Background:  Data on resistance to ART drugs in sub-Saharan Africa are scarce. We studied the 6-month rate of resistance to ART drugs in HIV-1-infected adults who start HAART in Cote d’Ivoire, West Africa, where CRF02 is the predominant HIV-1 strain.

Methods:  HAART-naïve HIV-1-infected adults with a CD4 count at 150 to 350/mm3 were included in the pre-randomization phase of a HAART structured treatment interruption trial in Abidjan (TRIVACAN ANRS 1269 trial). All patients received a continuous HAART for at least 6 months. HIV-1 plasma viral load was quantified at month 6 (real time polymerase chain reaction, threshold 300 copies/mL). In case of viral load >300 copies/mL, resistance genotypic test was performed.

Results:  We started 824 HIV-1-infected adults (76% women, median age 34 years, median baseline CD4 count 253/mm3) on zidovudine, lamivudine, and efavirenz (ZDV+3TC+EFV) (90%) or zidovudine, lamivudine, and indinavir/ritonavir (ZDV+3TC+IDV/r) (10%). At month 6, 10 patients were dead, 1 was lost to follow-up, and 15 had missing data for viral loads. Among the 799 patients with available viral load data, 682 (85%) had undetectable viral load and 117 (15%) detectable viral load (median 5500 copies/mL, IQR 1300 to 33900). Strains of 5 patients were not amplified (median viral load 1000 copies/mL). Of the 112 remaining patients, 79 (70%) had wild type viruses and 33 (30%) had at least 1 resistance mutation (patients on ZDV+3TC+EFV n = 28; patients on ZDV+3TC+IDV/r n = 5). The 6-months rate of resistance to at least 1 drug was 4.2%  (33 of 794) overall, 3.9% (28 of 722) in patients receiving the non-nucleoside reverse transcriptase inhibitor (NNRTI) -based regimen and 6.9% (5 of 72) in those receiving the protease inhibitor (PI) -based regimen. In patients on ZDV+3TC+EFV, the 28 drug mutations were K103N alone (n = 17), K103N + M184V (n = 5), M184V alone (n = 5) and thymidine analogue mutations (TAM) (n = 1). In patients on ZDV+3TC+IDV/r, the 5 resistant virus had M184V mutation. In women on ZDV+3TC+EFV, the 6-months rate of resistance to NNRTI was 3.2% (17 of 529) overall, and:  20.4% (3 of 14), 0% (0 of 5), 0% (0 of 35), and 2.9% (14 of 475) in women with a history of mother-to-child transmission with ZDV+NVP, ZDV+3TC+NVP, ZDV alone, and no history of mother-to-child transmission, respectively.
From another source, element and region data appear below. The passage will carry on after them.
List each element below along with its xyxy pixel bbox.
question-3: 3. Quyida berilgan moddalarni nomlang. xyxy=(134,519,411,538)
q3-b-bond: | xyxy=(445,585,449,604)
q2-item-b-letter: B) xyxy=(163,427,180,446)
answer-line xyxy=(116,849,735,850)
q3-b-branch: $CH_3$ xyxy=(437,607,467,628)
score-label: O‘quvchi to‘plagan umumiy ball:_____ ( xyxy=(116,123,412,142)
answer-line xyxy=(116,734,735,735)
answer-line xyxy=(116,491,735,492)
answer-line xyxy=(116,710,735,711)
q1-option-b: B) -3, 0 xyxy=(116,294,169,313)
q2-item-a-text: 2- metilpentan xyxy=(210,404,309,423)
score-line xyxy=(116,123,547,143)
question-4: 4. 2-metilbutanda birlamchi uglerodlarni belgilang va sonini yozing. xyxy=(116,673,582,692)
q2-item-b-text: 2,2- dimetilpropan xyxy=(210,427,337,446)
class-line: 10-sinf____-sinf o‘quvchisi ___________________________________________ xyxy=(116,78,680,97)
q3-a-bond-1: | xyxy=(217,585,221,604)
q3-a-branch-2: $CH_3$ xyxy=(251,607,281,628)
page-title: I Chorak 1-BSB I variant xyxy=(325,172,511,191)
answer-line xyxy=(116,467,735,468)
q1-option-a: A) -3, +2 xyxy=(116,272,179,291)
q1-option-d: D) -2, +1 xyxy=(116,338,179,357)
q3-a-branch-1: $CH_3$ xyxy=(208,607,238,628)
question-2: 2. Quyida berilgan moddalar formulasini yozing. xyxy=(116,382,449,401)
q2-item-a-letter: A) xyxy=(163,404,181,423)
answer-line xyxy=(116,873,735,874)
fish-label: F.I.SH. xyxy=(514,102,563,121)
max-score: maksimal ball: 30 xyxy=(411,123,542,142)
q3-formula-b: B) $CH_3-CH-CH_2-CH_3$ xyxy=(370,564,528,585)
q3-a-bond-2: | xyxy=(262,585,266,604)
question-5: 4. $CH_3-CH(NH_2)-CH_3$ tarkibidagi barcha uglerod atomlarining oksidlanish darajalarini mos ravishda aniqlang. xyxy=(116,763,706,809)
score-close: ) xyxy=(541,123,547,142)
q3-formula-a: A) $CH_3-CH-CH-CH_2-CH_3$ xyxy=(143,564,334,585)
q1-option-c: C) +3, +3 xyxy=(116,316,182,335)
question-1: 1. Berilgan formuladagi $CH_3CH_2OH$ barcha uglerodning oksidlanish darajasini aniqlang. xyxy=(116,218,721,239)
Conclusions:  In this large cohort of West African patients starting HAART with low genetic barrier drugs, we observed, at 6 months, a high rate of virological success (85%) and a low rate of drug resistance (4.2%). Most patients (70%) with detectable viral load had no resistant virus. Most of the resistant virus observed harbored NNRTI mutations or 3TC mutation.